Après l’effondrement, l’inondation ? Depuis jeudi, les autorités suisses s’inquiètent de la formation d’un lac artificiel, et d’une possible crue torrentielle dans la vallée de Lötschental, après l’éboulement de millions de mètres cubes de glace et de roche sur le village de Blatten, dans les Alpes suisses, mercredi 28 mai.

L’effondrement du glacier de Birch, dans le canton suisse du Valais, était attendu depuis plusieurs jours, après de nombreuses chutes de roche dans la partie montagneuse qui le surplombe. Les trois cents habitant·es avaient été évacué·es, mais une personne, âgée de 64 ans, est portée disparue.
Mercredi, en quarante secondes, le village a disparu sous la roche et la glace. Les images diffusées sur Youtube montrent un immense nuage de glace et de gravats dévalant la pente de la montagne surplombant la vallée. La force et la vitesse du nuage étaient telles qu’il a poursuivi sa course sur la pente opposée de la vallée. Le phénomène a été enregistré par toutes les stations sismiques du pays. Ce sont «trois millions de mètres cubes de roches qui sont tombés d’un coup sur le glacier, l’emportant avec eux» dans la vallée, a expliqué mercredi soir Raphaël Mayoraz, le responsable cantonal en charge de la gestion des dangers naturels.
Depuis l’effondrement du glacier, un lac artificiel s’est formé à la place du village et ne cesse de gonfler. Il monte de 80 centimètres chaque heure, à cause de la chaleur qui fait fondre la neige et la glace. L’effondrement du glacier a bloqué la rivière Lonza, qui passe à cet endroit, faisant craindre des inondations dans la vallée de Lötschental. «Un gros risque d’embâcle existe et pourrait inonder la vallée en contrebas», selon Antoine Jacquod, un responsable de la sécurité civile et militaire du canton du Valais, qui fait allusion à l’accumulation de roche, de glace et de terre, qui obstrue la rivière.

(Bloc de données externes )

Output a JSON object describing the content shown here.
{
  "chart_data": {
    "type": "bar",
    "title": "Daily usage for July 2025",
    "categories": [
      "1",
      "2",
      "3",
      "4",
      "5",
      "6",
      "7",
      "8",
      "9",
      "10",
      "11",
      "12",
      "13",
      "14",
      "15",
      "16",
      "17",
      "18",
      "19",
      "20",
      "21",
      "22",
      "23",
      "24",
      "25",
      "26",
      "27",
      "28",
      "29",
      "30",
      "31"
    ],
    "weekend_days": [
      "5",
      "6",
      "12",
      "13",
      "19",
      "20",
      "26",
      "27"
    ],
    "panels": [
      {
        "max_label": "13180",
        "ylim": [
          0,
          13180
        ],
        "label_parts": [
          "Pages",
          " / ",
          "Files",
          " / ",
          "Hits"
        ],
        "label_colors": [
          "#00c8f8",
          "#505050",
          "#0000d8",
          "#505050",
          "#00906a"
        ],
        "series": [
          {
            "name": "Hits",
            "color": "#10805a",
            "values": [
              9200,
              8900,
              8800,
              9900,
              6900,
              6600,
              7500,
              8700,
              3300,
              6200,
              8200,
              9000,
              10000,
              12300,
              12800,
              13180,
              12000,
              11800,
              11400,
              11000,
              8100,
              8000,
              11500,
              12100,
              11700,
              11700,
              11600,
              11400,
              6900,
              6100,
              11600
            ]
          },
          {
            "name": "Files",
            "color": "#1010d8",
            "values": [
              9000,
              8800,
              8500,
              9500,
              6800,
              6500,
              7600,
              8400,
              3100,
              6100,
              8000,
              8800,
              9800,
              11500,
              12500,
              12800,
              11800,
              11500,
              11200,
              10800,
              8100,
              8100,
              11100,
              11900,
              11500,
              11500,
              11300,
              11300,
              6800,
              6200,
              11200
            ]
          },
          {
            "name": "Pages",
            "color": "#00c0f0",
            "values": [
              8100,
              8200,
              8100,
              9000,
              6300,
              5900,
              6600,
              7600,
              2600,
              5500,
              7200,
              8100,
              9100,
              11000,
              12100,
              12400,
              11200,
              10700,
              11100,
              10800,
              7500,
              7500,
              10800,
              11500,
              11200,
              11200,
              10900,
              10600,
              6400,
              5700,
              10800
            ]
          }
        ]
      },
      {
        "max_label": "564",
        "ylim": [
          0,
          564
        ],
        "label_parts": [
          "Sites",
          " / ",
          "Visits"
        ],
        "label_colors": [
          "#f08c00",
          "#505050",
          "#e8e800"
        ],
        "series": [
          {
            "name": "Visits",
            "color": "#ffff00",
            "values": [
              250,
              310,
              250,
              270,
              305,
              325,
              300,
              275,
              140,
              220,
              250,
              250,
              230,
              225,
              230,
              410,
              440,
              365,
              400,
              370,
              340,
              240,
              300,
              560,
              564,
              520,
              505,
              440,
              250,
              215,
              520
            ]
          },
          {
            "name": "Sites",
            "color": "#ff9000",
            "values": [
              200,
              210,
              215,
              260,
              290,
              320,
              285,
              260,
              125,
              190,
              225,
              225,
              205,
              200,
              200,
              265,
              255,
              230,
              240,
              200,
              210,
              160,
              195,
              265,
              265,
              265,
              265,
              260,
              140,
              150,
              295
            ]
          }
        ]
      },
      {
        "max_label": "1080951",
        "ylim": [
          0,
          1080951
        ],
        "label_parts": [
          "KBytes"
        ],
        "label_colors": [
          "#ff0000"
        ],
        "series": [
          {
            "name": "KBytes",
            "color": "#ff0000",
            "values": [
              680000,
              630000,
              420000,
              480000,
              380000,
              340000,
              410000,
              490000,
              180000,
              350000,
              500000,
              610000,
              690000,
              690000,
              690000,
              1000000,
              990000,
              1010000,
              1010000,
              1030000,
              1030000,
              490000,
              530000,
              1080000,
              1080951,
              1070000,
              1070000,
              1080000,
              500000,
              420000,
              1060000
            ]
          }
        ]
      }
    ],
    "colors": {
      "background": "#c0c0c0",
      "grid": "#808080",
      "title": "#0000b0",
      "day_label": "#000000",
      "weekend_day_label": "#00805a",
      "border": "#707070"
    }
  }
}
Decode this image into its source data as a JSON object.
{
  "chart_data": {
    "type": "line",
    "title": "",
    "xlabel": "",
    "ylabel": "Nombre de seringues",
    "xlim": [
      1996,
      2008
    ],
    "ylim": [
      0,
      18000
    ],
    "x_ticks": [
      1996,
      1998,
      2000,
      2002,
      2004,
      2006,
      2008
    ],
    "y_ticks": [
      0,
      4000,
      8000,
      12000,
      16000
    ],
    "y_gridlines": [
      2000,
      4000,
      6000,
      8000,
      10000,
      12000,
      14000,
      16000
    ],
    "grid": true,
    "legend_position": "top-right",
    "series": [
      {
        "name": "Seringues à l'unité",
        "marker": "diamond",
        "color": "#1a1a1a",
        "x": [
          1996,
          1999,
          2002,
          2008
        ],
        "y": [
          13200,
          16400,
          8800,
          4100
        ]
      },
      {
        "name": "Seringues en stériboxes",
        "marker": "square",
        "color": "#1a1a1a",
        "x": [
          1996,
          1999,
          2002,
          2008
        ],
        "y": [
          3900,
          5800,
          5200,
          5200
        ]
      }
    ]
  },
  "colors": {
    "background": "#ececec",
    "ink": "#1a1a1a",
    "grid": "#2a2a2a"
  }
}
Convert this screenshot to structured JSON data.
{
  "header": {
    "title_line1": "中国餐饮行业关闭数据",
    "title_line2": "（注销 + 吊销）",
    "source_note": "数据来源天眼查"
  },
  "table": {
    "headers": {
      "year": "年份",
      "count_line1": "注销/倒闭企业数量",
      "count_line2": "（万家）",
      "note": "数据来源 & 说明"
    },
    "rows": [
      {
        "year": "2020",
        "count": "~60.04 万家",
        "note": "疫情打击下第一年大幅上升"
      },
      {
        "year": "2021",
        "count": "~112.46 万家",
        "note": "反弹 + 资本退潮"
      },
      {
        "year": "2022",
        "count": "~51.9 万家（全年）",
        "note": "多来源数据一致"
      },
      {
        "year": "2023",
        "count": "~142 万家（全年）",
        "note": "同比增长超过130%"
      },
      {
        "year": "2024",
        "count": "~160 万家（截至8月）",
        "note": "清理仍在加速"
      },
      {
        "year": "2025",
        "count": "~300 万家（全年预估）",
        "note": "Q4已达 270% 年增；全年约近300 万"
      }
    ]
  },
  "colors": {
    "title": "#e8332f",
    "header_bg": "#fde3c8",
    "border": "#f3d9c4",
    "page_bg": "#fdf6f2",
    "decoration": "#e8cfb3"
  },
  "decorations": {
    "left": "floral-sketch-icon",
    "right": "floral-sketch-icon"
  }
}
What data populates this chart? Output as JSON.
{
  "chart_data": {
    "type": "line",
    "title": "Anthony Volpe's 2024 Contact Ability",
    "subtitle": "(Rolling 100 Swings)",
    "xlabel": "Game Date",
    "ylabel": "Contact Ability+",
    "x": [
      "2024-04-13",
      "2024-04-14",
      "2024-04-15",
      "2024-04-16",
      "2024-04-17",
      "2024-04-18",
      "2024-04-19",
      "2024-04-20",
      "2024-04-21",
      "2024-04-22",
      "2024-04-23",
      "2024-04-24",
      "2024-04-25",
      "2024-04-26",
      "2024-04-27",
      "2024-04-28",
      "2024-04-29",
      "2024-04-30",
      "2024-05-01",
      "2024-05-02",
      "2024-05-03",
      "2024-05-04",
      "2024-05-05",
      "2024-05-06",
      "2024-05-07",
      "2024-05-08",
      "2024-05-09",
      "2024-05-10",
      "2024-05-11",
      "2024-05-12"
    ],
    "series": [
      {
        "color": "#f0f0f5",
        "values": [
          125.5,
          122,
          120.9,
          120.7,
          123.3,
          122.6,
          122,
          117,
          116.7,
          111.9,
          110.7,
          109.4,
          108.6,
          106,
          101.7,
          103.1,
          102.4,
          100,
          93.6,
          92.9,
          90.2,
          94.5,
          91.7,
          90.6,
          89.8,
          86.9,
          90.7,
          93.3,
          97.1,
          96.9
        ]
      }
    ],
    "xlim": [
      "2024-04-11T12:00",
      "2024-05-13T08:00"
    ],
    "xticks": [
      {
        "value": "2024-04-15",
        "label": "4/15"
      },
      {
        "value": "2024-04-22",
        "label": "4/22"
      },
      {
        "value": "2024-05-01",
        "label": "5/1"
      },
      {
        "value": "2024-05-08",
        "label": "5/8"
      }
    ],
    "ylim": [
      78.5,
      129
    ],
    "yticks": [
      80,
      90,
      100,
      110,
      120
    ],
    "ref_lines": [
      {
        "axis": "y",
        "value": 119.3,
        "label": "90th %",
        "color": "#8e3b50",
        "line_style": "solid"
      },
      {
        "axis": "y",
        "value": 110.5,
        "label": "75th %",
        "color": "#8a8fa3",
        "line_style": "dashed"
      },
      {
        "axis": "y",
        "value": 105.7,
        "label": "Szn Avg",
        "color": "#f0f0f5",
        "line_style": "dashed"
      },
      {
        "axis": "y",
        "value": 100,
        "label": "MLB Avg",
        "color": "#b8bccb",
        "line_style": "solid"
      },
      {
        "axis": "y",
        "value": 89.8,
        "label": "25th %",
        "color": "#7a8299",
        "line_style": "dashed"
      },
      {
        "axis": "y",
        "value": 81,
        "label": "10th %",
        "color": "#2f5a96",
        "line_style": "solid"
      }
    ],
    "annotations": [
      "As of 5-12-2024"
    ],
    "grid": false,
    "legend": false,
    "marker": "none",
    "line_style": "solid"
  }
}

Possible évacuation de la vallée
Par précaution, seize personnes ont été évacuées dès mercredi soir dans deux villages situés en aval de la zone sinistrée. Un barrage artificiel a été préventivement vidé pour contenir l’eau refoulée par le mur de glace, de terre et de gravats. Si l’eau venait à déborder de ce barrage artificiel, il faudrait évacuer la vallée.
«L’embouteillage est d’environ deux kilomètres de long sur la Lonza […] c’est comme une montagne et cela crée un petit lac qui devient de plus en plus grand», reprend Raphaël Mayoraz.
Le gouvernement cantonal du Valais a demandé à l’armée de fournir des pompes pour sécuriser le lit de la rivière, ainsi que des appareils de déblaiement. «Savoir quand on pourra concrètement intervenir demeure actuellement une grande inconnue», admet Antoine Jacquod. Pour l’heure, les chutes de pierre persistent, ce qui complique l’envoi de sapeurs-pompiers ou de militaires sur le site pour évacuer et pomper l’eau.
Ces dernières années, les glaciologues suisses ont exprimé leurs inquiétudes au sujet de la fonte des glaces, largement attribuée au réchauffement climatique. Ce dernier a accéléré le recul des glaciers, ces immenses masses de glace qui se forment sous le poids des chutes de neige, et il amplifie l’érosion.
D’après une étude publiée dans la revue Science en 2023, la moitié des glaciers du monde devrait disparaître d’ici 2100, y compris si le réchauffement climatique se limite à +1,5°C par rapport à l’ère préindustrielle (milieu du 19ème siècle) — l’objectif visé par les signataires de l’Accord de Paris sur le climat en 2015. Selon plusieurs études, le réchauffement pourrait déjà avoir atteint +1,7°C.